In general your thinking is right and my rule of thumb here would be to cite a handbook if possible and necessary only as a primary source in a research article.
I don't agree so much with the comment of @Andreas due to the time factor. The point of a research article is not to teach the reader something or give an introduction and references, but to report on scientific advances. So brevity, non-redundancy is the most important goal. A case making this/your question/situation maybe even clearer are review articles. Here I could agree with his comment, but even in review articles you will not find many references on handbook.
Another reason for this is the difficulty to get a handbook, they are very expensive in comparison to an article, so putting several handbook references in an article might make it simply impossible for a reader to understand your research/he gives up. That is not good for you and the journal.

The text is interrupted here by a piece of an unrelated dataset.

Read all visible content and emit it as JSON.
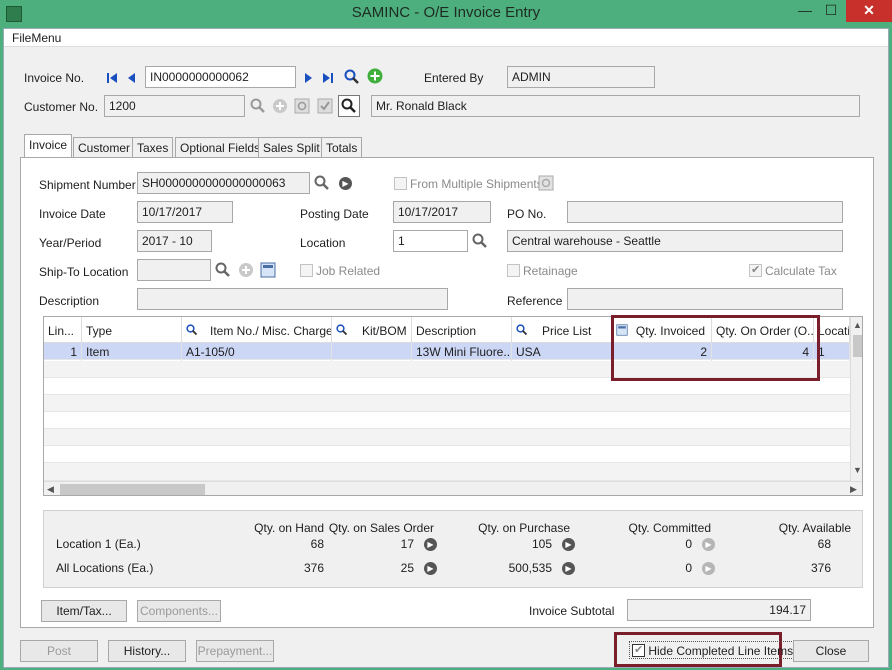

A place where handbooks are referenced quite a lot and for good reasons are bachelor, master, PhD thesis, because everything in a thesis is often explained from the fundamentals to the new scientifc advances in a thesis.
So the criterion is not laziness, rather think about who your audience is. If you don't have a special page in my mind citing a handbook and would have to look for hours therein on your own, it's also no good argument to reference it to save your time.